Met de persoon van de heer Leo Geerts als leraar Nederlands, Engels en Duits had directeur Gysels een uitstekende keuze gedaan. De heer Geerts kwam in dienst na zijn legerdienst op 1 december 1959. Met de heren René Hofkens, Joris Nollet, Herman Faes, Jan Verachtert, Herman Wouters, Marcel Wuyts en ook met de reeds eerder in dienst zijnde Jan Uydens en Michel Hautekiet stond er een bekwame, sterke en dynamische ploeg klaar. Het duurde niet lang of de heer Leo Geerts bleek een bijzonder groot, belangrijk en invloedrijk figuur te zijn op S.J.B.

Als leraar had hij een zeer groot aandeel in het peil en de erkenning van de school: geen eenvoudige klus! Vooral in zijn lessen Nederlands bleek al vlug een bijzondere interesse voor literatuur. Met grote vaardigheid leerde hij ons teksten en boeken ontdekken, peilen naar diepere achtergronden, beoordelen, bewonderen, afkeuren, enz. Wij leerden ons kritisch opstellen.

Bijna drie volle schooljaren hebben ondergetekende en zijn klasgenoten hem gekend en ervaren als klastitularis. Het minste wat je kan zeggen is dat hij zeer bewonderd en geliefd werd door zijn leerlingen. Hij was een man om naar op te kijken, iemand die een natuurlijk gezag bezat, iemand die vertrouwen inboezemde. Onder zijn hoede en onder het gezag van Broeder Overste kon het niet mis gaan.

Als organisator en als bezieler leerde ik (als leerling) hem nog beter kennen en kreeg een bijzonder goede relatie met hem.

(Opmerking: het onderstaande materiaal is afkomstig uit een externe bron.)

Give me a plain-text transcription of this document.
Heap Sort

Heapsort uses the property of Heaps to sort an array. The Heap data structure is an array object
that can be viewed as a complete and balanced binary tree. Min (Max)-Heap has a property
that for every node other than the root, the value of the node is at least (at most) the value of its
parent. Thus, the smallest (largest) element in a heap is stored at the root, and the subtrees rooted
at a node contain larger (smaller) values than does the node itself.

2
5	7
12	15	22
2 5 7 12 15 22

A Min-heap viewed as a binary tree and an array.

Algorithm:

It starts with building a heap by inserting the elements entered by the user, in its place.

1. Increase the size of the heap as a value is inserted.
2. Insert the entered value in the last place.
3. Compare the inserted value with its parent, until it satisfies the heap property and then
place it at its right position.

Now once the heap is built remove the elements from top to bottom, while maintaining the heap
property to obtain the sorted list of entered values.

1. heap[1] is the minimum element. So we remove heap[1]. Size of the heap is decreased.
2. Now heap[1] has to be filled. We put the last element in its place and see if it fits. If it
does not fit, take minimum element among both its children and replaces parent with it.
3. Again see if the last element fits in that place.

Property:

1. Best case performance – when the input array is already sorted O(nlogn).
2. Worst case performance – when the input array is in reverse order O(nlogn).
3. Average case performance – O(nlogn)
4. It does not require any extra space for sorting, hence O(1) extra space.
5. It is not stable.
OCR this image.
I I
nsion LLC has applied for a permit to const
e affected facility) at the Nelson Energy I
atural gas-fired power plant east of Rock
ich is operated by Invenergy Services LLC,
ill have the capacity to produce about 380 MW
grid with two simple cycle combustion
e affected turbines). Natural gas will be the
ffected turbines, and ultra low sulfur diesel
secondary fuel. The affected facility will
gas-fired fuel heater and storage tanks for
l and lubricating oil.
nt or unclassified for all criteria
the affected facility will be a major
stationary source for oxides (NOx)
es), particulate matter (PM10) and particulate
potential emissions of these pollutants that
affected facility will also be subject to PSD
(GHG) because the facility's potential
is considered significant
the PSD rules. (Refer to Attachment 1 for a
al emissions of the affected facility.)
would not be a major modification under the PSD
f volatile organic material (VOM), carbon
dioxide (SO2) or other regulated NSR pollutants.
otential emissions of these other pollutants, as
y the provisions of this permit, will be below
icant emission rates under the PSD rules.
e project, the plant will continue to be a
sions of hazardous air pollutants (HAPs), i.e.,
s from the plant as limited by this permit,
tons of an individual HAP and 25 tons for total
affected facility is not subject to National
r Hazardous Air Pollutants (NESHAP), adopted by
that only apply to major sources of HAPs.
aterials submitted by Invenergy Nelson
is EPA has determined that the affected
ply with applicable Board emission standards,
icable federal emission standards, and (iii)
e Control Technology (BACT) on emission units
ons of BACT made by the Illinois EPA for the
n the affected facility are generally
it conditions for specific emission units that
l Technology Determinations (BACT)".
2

Ik leidde een ABN-actie en was hoofdpromotor van de ABN-kern op school. De heer Leo Geerts was moderator. Achteraf bleek pas hoeveel van zijn vrije tijd hij besteed heeft aan het culturele leven op school en in de streek. En in de relatie leraar-leerling konden wij het uitstekend met elkaar vinden, ook toen wij naar de Nationale ABN-contactdagen in Leuven reden tijdens de stakingsperiode om de eenheidswet. (In diezelfde periode 1960, 1961 enz. was ook een zekere Wilfried Martens actief in de ABN-kernen.) Terug op school voerden wij actie en organiseerden samen met hem een hele resem aan activiteiten in en voor de ABN-actie. Hij was raadgever, medewerker, jurylid, enz.

Als medewerker aan het toen zeer bloeiende schooltoneel was hij gewoon niet weg te denken. Tot hij zichzelf achter de schrijftafel zette en "Wie ben je, Parzival" schreef. Een moeilijk en zwaar stuk, maar van een buitengewoon hoge kwaliteit. (Wij denken er zelfs nog meerdere exemplaren van te bezitten).

Wat later ging hij de lichtere toer op en schreef samen met de heer Jan Verachtert "Teenagerspook". Hij bewees de jeugd van toen vrij goed te kennen.

Als mens leer je als jongeman ook vlug iemand kennen. Eén van zijn beroemde uitnodigingen om iemand naar het bord te roepen zullen we waarschijnlijk nooit vergeten: "Sukkelaar, gij daar, ellendeling, raap uw uitgemergelde knoken bij elkaar, sleep ze naar het bord en breng uw wijsheidsknobbel mee!" Of: "Wacht maar, sukkelaars, ik zal eens gaan vuurspuwen!" enz. enz.

Wij wisten allemaal dat het grappig bedoeld was, maar nadien bleek toch dat hij een stukje van zijn persoonlijkheid prijs gaf. Er stak wel wat sarcasme in die man. De reden hiervan hebben wij nooit kunnen achterhalen, maar de stijl en de richting die hij later is gaan volgen, maken ons niet veel wijzer.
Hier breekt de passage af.